Ese común marrón, como lo definiera el teórico de la performance José Esteban Muñoz, fue el espacio singular que habitó Benlloch. A lo largo de su vida, ya fuera a través de su participación en los diversos movimientos políticos de los que formó parte, de las acciones performativas y musicales llevadas a cabo en el Planta Baja de Granada, de su trabajo como artista o de su actividad desde la oficina de arte y pensamiento BNV Producciones, Benlloch convirtió su hacer cotidiano en una búsqueda de un hacer artístico que debía parecerse a la propia vida. Para ello, luchó de manera pionera contra toda forma de binarismo sin desligarse de los acontecimientos históricos que marcaron su tiempo. Así como transitó entre Granada y Sevilla, también lo hizo entre lo árabe y lo cristiano, lo masculino y lo femenino, lo sagrado y lo profano, lo institucional y lo instituyente.

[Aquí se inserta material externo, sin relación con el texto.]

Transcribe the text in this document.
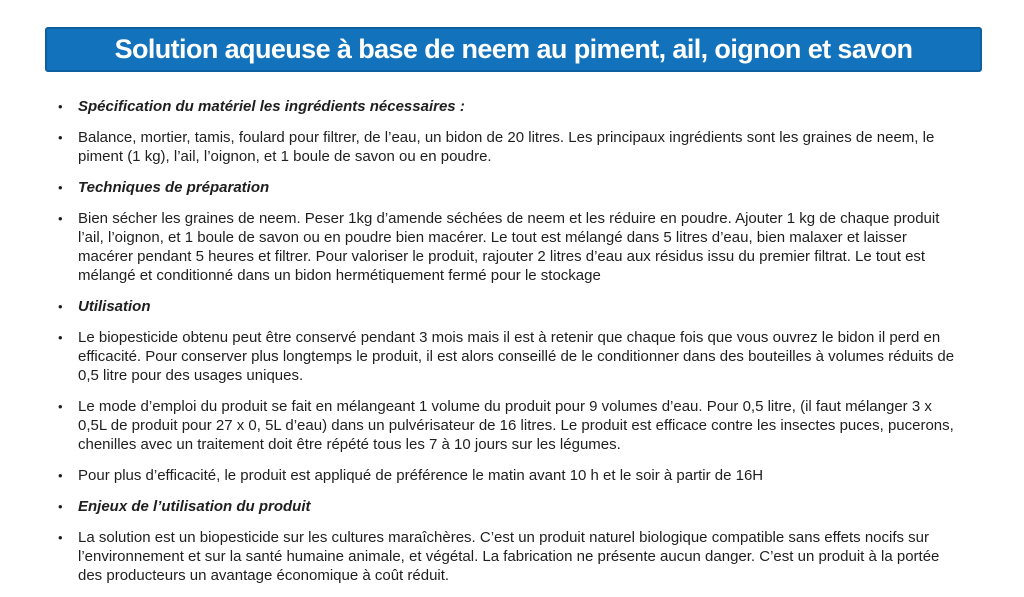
Solution aqueuse à base de neem au piment, ail, oignon et savon
•
Spécification du matériel les ingrédients nécessaires :
•
Balance, mortier, tamis, foulard pour filtrer, de l’eau, un bidon de 20 litres. Les principaux ingrédients sont les graines de neem, le piment (1 kg), l’ail, l’oignon, et 1 boule de savon ou en poudre.
•
Techniques de préparation
•
Bien sécher les graines de neem. Peser 1kg d’amende séchées de neem et les réduire en poudre. Ajouter 1 kg de chaque produit l’ail, l’oignon, et 1 boule de savon ou en poudre bien macérer. Le tout est mélangé dans 5 litres d’eau, bien malaxer et laisser macérer pendant 5 heures et filtrer. Pour valoriser le produit, rajouter 2 litres d’eau aux résidus issu du premier filtrat. Le tout est mélangé et conditionné dans un bidon hermétiquement fermé pour le stockage
•
Utilisation
•
Le biopesticide obtenu peut être conservé pendant 3 mois mais il est à retenir que chaque fois que vous ouvrez le bidon il perd en efficacité. Pour conserver plus longtemps le produit, il est alors conseillé de le conditionner dans des bouteilles à volumes réduits de 0,5 litre pour des usages uniques.
•
Le mode d’emploi du produit se fait en mélangeant 1 volume du produit pour 9 volumes d’eau. Pour 0,5 litre, (il faut mélanger 3 x 0,5L de produit pour 27 x 0, 5L d’eau) dans un pulvérisateur de 16 litres. Le produit est efficace contre les insectes puces, pucerons, chenilles avec un traitement doit être répété tous les 7 à 10 jours sur les légumes.
•
Pour plus d’efficacité, le produit est appliqué de préférence le matin avant 10 h et le soir à partir de 16H
•
Enjeux de l’utilisation du produit
•
La solution est un biopesticide sur les cultures maraîchères. C’est un produit naturel biologique compatible sans effets nocifs sur l’environnement et sur la santé humaine animale, et végétal. La fabrication ne présente aucun danger. C’est un produit à la portée des producteurs un avantage économique à coût réduit.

Esta exposición se inspira en esa forma de hacer de Benlloch, llevando a cabo una serie de gestos curatoriales que se alejan de las lógicas del cubo blanco: mostrar sus obras y acciones de forma no cronológica, en sus intersticios y espacios liminales en vez de en las principales salas expositivas y relacionarlas con los relatos históricos de un edificio que, antes de ser centro de arte, fue monasterio, fábrica, cuartel, museo. Obras audiovisuales, textiles, documentales y sonoras sirven para rastrear las relaciones y tramas que tejieron el hacer de Benlloch. Se propone así un recorrido más afectivo que lineal, en el que los trabajos son diseminados en los distintos espacios del centro transformándolo en una especie de «ecosistema parasitado».